The challenges facing modern science and technology are becoming increasingly diverse. Addressing these complex issues, requires individuals with a broad knowledge base and a strong technical foundation in both pure and applied chemistry. Such expertise enables them to identify and solve problems from multifaceted chemical perspectives.

Our Department of Chemistry offers a comprehensive education in materials chemistry, integrating the core principles and techniques of pure chemistry (materials science) with those of applied chemistry (materials engineering). A distinctive feature of our program is its emphasis on developing professionals with a solid foundation in basic chemistry who can contribute across the broad field of materials chemistry, a discipline encompassing substances and materials ranging from everyday products and essential chemical technologies to novel materials and cutting-edge innovations.
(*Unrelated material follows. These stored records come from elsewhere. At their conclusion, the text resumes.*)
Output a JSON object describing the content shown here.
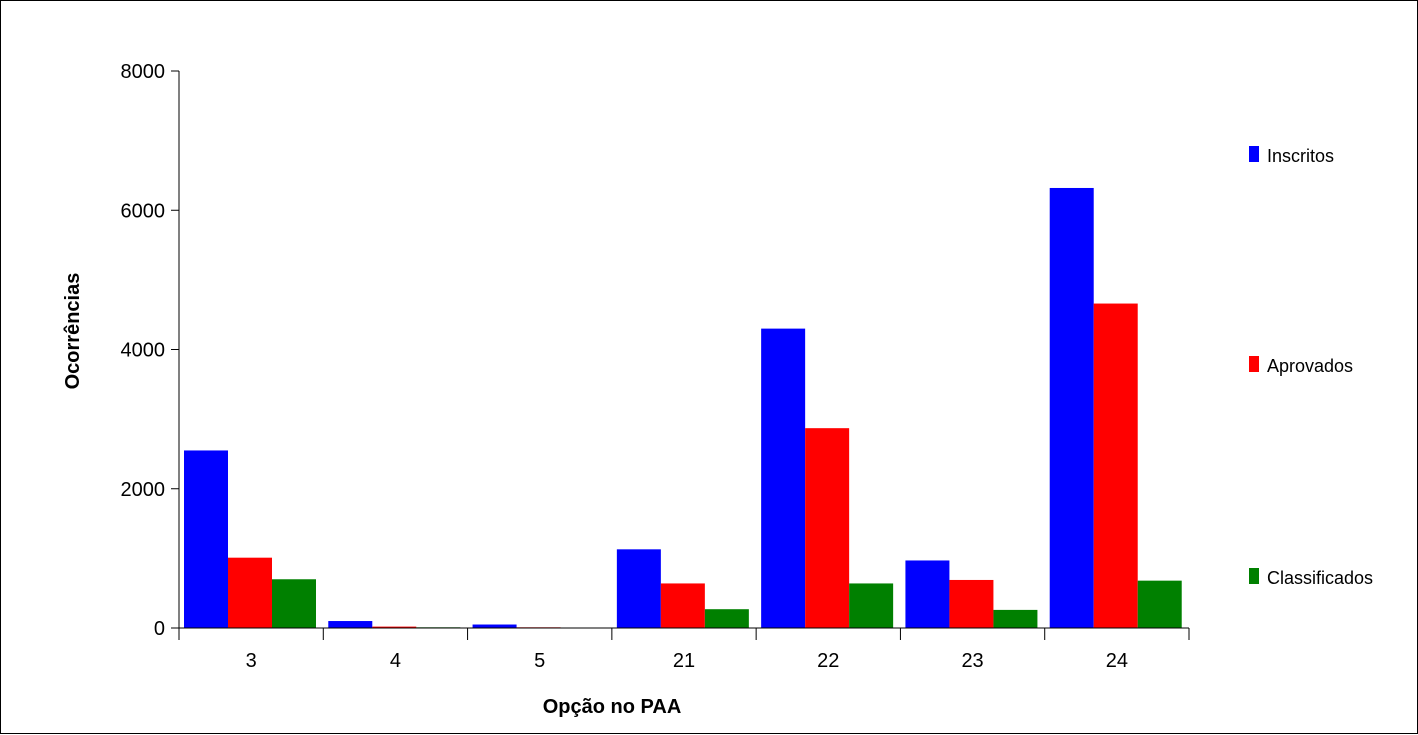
{
  "chart_data": {
    "type": "bar",
    "xlabel": "Opção no PAA",
    "ylabel": "Ocorrências",
    "ylim": [
      0,
      8000
    ],
    "yticks": [
      "0",
      "2000",
      "4000",
      "6000",
      "8000"
    ],
    "grid": false,
    "legend_position": "right",
    "categories": [
      "3",
      "4",
      "5",
      "21",
      "22",
      "23",
      "24"
    ],
    "series": [
      {
        "name": "Inscritos",
        "color": "#0000ff",
        "values": [
          2550,
          100,
          50,
          1130,
          4300,
          970,
          6320
        ]
      },
      {
        "name": "Aprovados",
        "color": "#ff0000",
        "values": [
          1010,
          20,
          10,
          640,
          2870,
          690,
          4660
        ]
      },
      {
        "name": "Classificados",
        "color": "#008000",
        "values": [
          700,
          10,
          0,
          270,
          640,
          260,
          680
        ]
      }
    ]
  }
}
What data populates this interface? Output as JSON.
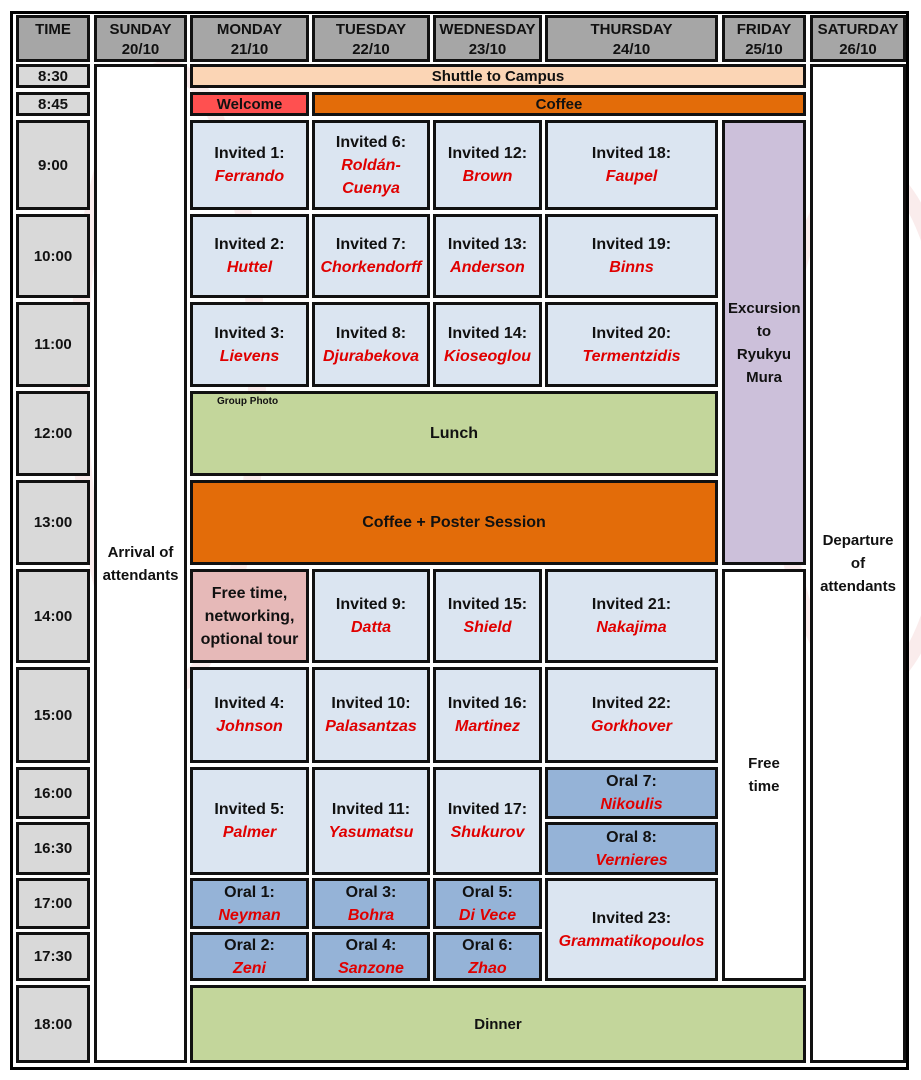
{
  "header": {
    "columns": [
      {
        "day": "TIME",
        "date": ""
      },
      {
        "day": "SUNDAY",
        "date": "20/10"
      },
      {
        "day": "MONDAY",
        "date": "21/10"
      },
      {
        "day": "TUESDAY",
        "date": "22/10"
      },
      {
        "day": "WEDNESDAY",
        "date": "23/10"
      },
      {
        "day": "THURSDAY",
        "date": "24/10"
      },
      {
        "day": "FRIDAY",
        "date": "25/10"
      },
      {
        "day": "SATURDAY",
        "date": "26/10"
      }
    ]
  },
  "times": [
    "8:30",
    "8:45",
    "9:00",
    "10:00",
    "11:00",
    "12:00",
    "13:00",
    "14:00",
    "15:00",
    "16:00",
    "16:30",
    "17:00",
    "17:30",
    "18:00"
  ],
  "events": {
    "shuttle": "Shuttle to Campus",
    "welcome": "Welcome",
    "coffee": "Coffee",
    "group_photo": "Group Photo",
    "lunch": "Lunch",
    "coffee_poster": "Coffee + Poster Session",
    "arrival": "Arrival of attendants",
    "departure": "Departure of attendants",
    "excursion": "Excursion to Ryukyu Mura",
    "free_time_fri": "Free time",
    "free_time_mon": "Free time, networking, optional tour",
    "dinner": "Dinner"
  },
  "talks": [
    {
      "label": "Invited 1:",
      "name": "Ferrando"
    },
    {
      "label": "Invited 6:",
      "name": "Roldán-Cuenya"
    },
    {
      "label": "Invited 12:",
      "name": "Brown"
    },
    {
      "label": "Invited 18:",
      "name": "Faupel"
    },
    {
      "label": "Invited 2:",
      "name": "Huttel"
    },
    {
      "label": "Invited 7:",
      "name": "Chorkendorff"
    },
    {
      "label": "Invited 13:",
      "name": "Anderson"
    },
    {
      "label": "Invited 19:",
      "name": "Binns"
    },
    {
      "label": "Invited 3:",
      "name": "Lievens"
    },
    {
      "label": "Invited 8:",
      "name": "Djurabekova"
    },
    {
      "label": "Invited 14:",
      "name": "Kioseoglou"
    },
    {
      "label": "Invited 20:",
      "name": "Termentzidis"
    },
    {
      "label": "Invited 9:",
      "name": "Datta"
    },
    {
      "label": "Invited 15:",
      "name": "Shield"
    },
    {
      "label": "Invited 21:",
      "name": "Nakajima"
    },
    {
      "label": "Invited 4:",
      "name": "Johnson"
    },
    {
      "label": "Invited 10:",
      "name": "Palasantzas"
    },
    {
      "label": "Invited 16:",
      "name": "Martinez"
    },
    {
      "label": "Invited 22:",
      "name": "Gorkhover"
    },
    {
      "label": "Invited 5:",
      "name": "Palmer"
    },
    {
      "label": "Invited 11:",
      "name": "Yasumatsu"
    },
    {
      "label": "Invited 17:",
      "name": "Shukurov"
    },
    {
      "label": "Oral 7:",
      "name": "Nikoulis"
    },
    {
      "label": "Oral 8:",
      "name": "Vernieres"
    },
    {
      "label": "Oral 1:",
      "name": "Neyman"
    },
    {
      "label": "Oral 3:",
      "name": "Bohra"
    },
    {
      "label": "Oral 5:",
      "name": "Di Vece"
    },
    {
      "label": "Invited 23:",
      "name": "Grammatikopoulos"
    },
    {
      "label": "Oral 2:",
      "name": "Zeni"
    },
    {
      "label": "Oral 4:",
      "name": "Sanzone"
    },
    {
      "label": "Oral 6:",
      "name": "Zhao"
    }
  ],
  "colors": {
    "header": "#a6a6a6",
    "time": "#d9d9d9",
    "shuttle": "#fbd5b5",
    "welcome": "#ff5050",
    "coffee": "#e36c09",
    "invited": "#dbe5f1",
    "oral": "#95b3d7",
    "lunch": "#c3d69b",
    "excursion": "#ccc0da",
    "free_time": "#e6b9b8",
    "speaker_name": "#e00000"
  }
}
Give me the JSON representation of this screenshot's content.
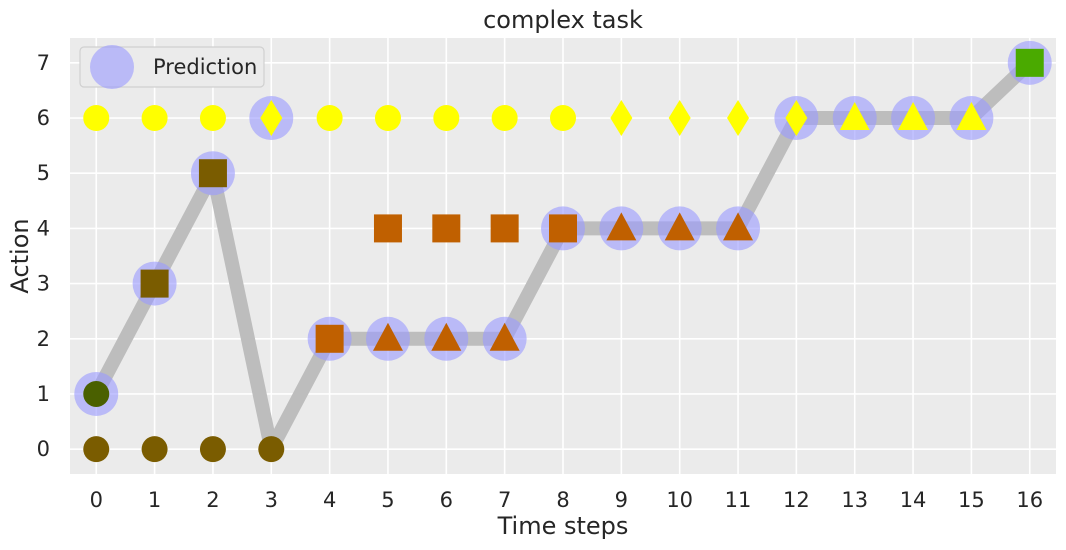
{
  "chart_data": {
    "type": "scatter",
    "title": "complex task",
    "xlabel": "Time steps",
    "ylabel": "Action",
    "xlim": [
      -0.45,
      16.45
    ],
    "ylim": [
      -0.45,
      7.45
    ],
    "x_ticks": [
      0,
      1,
      2,
      3,
      4,
      5,
      6,
      7,
      8,
      9,
      10,
      11,
      12,
      13,
      14,
      15,
      16
    ],
    "y_ticks": [
      0,
      1,
      2,
      3,
      4,
      5,
      6,
      7
    ],
    "grid": true,
    "legend": {
      "placement": "top-left",
      "entries": [
        "Prediction"
      ]
    },
    "colors": {
      "background": "#ebebeb",
      "grid": "#ffffff",
      "path": "#bdbdbd",
      "prediction": "#9999ff",
      "yellow": "#ffff00",
      "dark_olive": "#7a5c00",
      "dark_green": "#4a6000",
      "orange": "#c06000",
      "green": "#4aaa00"
    },
    "path": {
      "x": [
        0,
        1,
        2,
        3,
        4,
        5,
        6,
        7,
        8,
        9,
        10,
        11,
        12,
        13,
        14,
        15,
        16
      ],
      "y": [
        1,
        3,
        5,
        0,
        2,
        2,
        2,
        2,
        4,
        4,
        4,
        4,
        6,
        6,
        6,
        6,
        7
      ]
    },
    "series": [
      {
        "name": "Prediction",
        "x": [
          0,
          1,
          2,
          3,
          4,
          5,
          6,
          7,
          8,
          9,
          10,
          11,
          12,
          13,
          14,
          15,
          16
        ],
        "y": [
          1,
          3,
          5,
          6,
          2,
          2,
          2,
          2,
          4,
          4,
          4,
          4,
          6,
          6,
          6,
          6,
          7
        ]
      }
    ],
    "markers": [
      {
        "x": 0,
        "y": 6,
        "shape": "circle",
        "color": "#ffff00"
      },
      {
        "x": 1,
        "y": 6,
        "shape": "circle",
        "color": "#ffff00"
      },
      {
        "x": 2,
        "y": 6,
        "shape": "circle",
        "color": "#ffff00"
      },
      {
        "x": 3,
        "y": 6,
        "shape": "diamond",
        "color": "#ffff00"
      },
      {
        "x": 4,
        "y": 6,
        "shape": "circle",
        "color": "#ffff00"
      },
      {
        "x": 5,
        "y": 6,
        "shape": "circle",
        "color": "#ffff00"
      },
      {
        "x": 6,
        "y": 6,
        "shape": "circle",
        "color": "#ffff00"
      },
      {
        "x": 7,
        "y": 6,
        "shape": "circle",
        "color": "#ffff00"
      },
      {
        "x": 8,
        "y": 6,
        "shape": "circle",
        "color": "#ffff00"
      },
      {
        "x": 9,
        "y": 6,
        "shape": "diamond",
        "color": "#ffff00"
      },
      {
        "x": 10,
        "y": 6,
        "shape": "diamond",
        "color": "#ffff00"
      },
      {
        "x": 11,
        "y": 6,
        "shape": "diamond",
        "color": "#ffff00"
      },
      {
        "x": 12,
        "y": 6,
        "shape": "diamond",
        "color": "#ffff00"
      },
      {
        "x": 13,
        "y": 6,
        "shape": "triangle",
        "color": "#ffff00"
      },
      {
        "x": 14,
        "y": 6,
        "shape": "triangle",
        "color": "#ffff00"
      },
      {
        "x": 15,
        "y": 6,
        "shape": "triangle",
        "color": "#ffff00"
      },
      {
        "x": 0,
        "y": 0,
        "shape": "circle",
        "color": "#7a5c00"
      },
      {
        "x": 1,
        "y": 0,
        "shape": "circle",
        "color": "#7a5c00"
      },
      {
        "x": 2,
        "y": 0,
        "shape": "circle",
        "color": "#7a5c00"
      },
      {
        "x": 3,
        "y": 0,
        "shape": "circle",
        "color": "#7a5c00"
      },
      {
        "x": 0,
        "y": 1,
        "shape": "circle",
        "color": "#4a6000"
      },
      {
        "x": 1,
        "y": 3,
        "shape": "square",
        "color": "#7a5c00"
      },
      {
        "x": 2,
        "y": 5,
        "shape": "square",
        "color": "#7a5c00"
      },
      {
        "x": 4,
        "y": 2,
        "shape": "square",
        "color": "#c06000"
      },
      {
        "x": 5,
        "y": 2,
        "shape": "triangle",
        "color": "#c06000"
      },
      {
        "x": 6,
        "y": 2,
        "shape": "triangle",
        "color": "#c06000"
      },
      {
        "x": 7,
        "y": 2,
        "shape": "triangle",
        "color": "#c06000"
      },
      {
        "x": 5,
        "y": 4,
        "shape": "square",
        "color": "#c06000"
      },
      {
        "x": 6,
        "y": 4,
        "shape": "square",
        "color": "#c06000"
      },
      {
        "x": 7,
        "y": 4,
        "shape": "square",
        "color": "#c06000"
      },
      {
        "x": 8,
        "y": 4,
        "shape": "square",
        "color": "#c06000"
      },
      {
        "x": 9,
        "y": 4,
        "shape": "triangle",
        "color": "#c06000"
      },
      {
        "x": 10,
        "y": 4,
        "shape": "triangle",
        "color": "#c06000"
      },
      {
        "x": 11,
        "y": 4,
        "shape": "triangle",
        "color": "#c06000"
      },
      {
        "x": 16,
        "y": 7,
        "shape": "square",
        "color": "#4aaa00"
      }
    ]
  }
}
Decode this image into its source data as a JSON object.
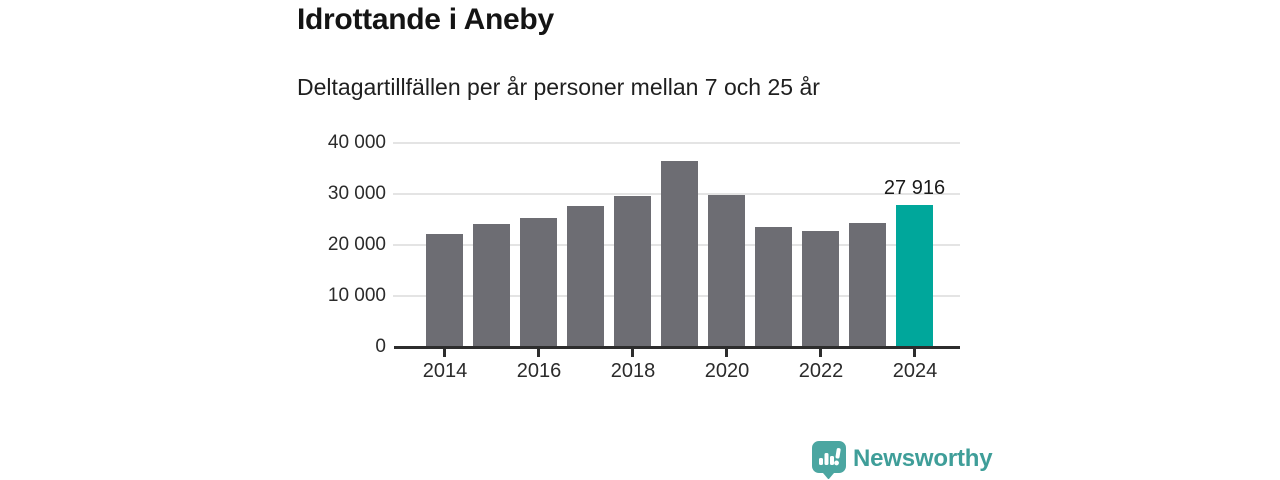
{
  "header": {
    "title": "Idrottande i Aneby",
    "subtitle": "Deltagartillfällen per år personer mellan 7 och 25 år"
  },
  "chart_data": {
    "type": "bar",
    "title": "Idrottande i Aneby",
    "subtitle": "Deltagartillfällen per år personer mellan 7 och 25 år",
    "categories": [
      "2014",
      "2015",
      "2016",
      "2017",
      "2018",
      "2019",
      "2020",
      "2021",
      "2022",
      "2023",
      "2024"
    ],
    "values": [
      22200,
      24100,
      25300,
      27600,
      29700,
      36500,
      29800,
      23600,
      22800,
      24400,
      27916
    ],
    "ylim": [
      0,
      40000
    ],
    "ytick_values": [
      0,
      10000,
      20000,
      30000,
      40000
    ],
    "ytick_labels": [
      "0",
      "10 000",
      "20 000",
      "30 000",
      "40 000"
    ],
    "xtick_indices": [
      0,
      2,
      4,
      6,
      8,
      10
    ],
    "xtick_labels": [
      "2014",
      "2016",
      "2018",
      "2020",
      "2022",
      "2024"
    ],
    "grid": true,
    "legend": "none",
    "bar_color": "#6d6d73",
    "highlight_index": 10,
    "highlight_color": "#00a79b",
    "highlight_value_label": "27 916"
  },
  "footer": {
    "brand_name": "Newsworthy",
    "brand_color": "#3f9e99",
    "logo_icon": "bar-chart-speech-bubble"
  }
}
Importantly, our curriculum avoids narrow specialization, fostering a well-rounded understanding of diverse chemical domains. The department’s core faculty possess deep expertise in both pure and applied chemistry and engage in complementary research that opens new frontiers in science. Capitalizing on the strengths of this interdisciplinary approach, we are advancing research at the interface of science and engineering within the materials chemistry domain. Our materials science curriculum includes research and education in nine specialized fields: synthetic organic chemistry, structural organic chemistry, structural inorganic chemistry, inorganic physical chemistry, interfacial physical chemistry, reaction analytical chemistry, environmental analytical chemistry, electronic materials chemistry, and design of biomaterials.

These areas fall within five core domains of pure chemistry: organic, inorganic, physical, analytical, and functional materials chemistry. In the field of material engineering, we focus on five major areas: evaluation of functional properties essential for materials development; creation and optimization of material functions; advancement of chemical technologies; development of smart and novel materials; and structural control for new material synthesis. Research and education in these areas are conducted across nine specialized fields: structural property engineering, functional property engineering, molecular material function engineering, molecular device engineering, environmental measurement engineering, polymer material engineering, supramolecular material engineering, interface control engineering, and molecular crystal engineering.

Through this integrated and collaborative framework, our department promotes innovative research and education that integrate materials science and engineering. This approach plays a critical role in training next-generation chemical professionals capable of tackling modern societal challenges.

Finally, our graduate curriculum emphasizes independent thinking and problem-solving through research on specialized themes, fostering a deeper capacity to address complex scientific questions.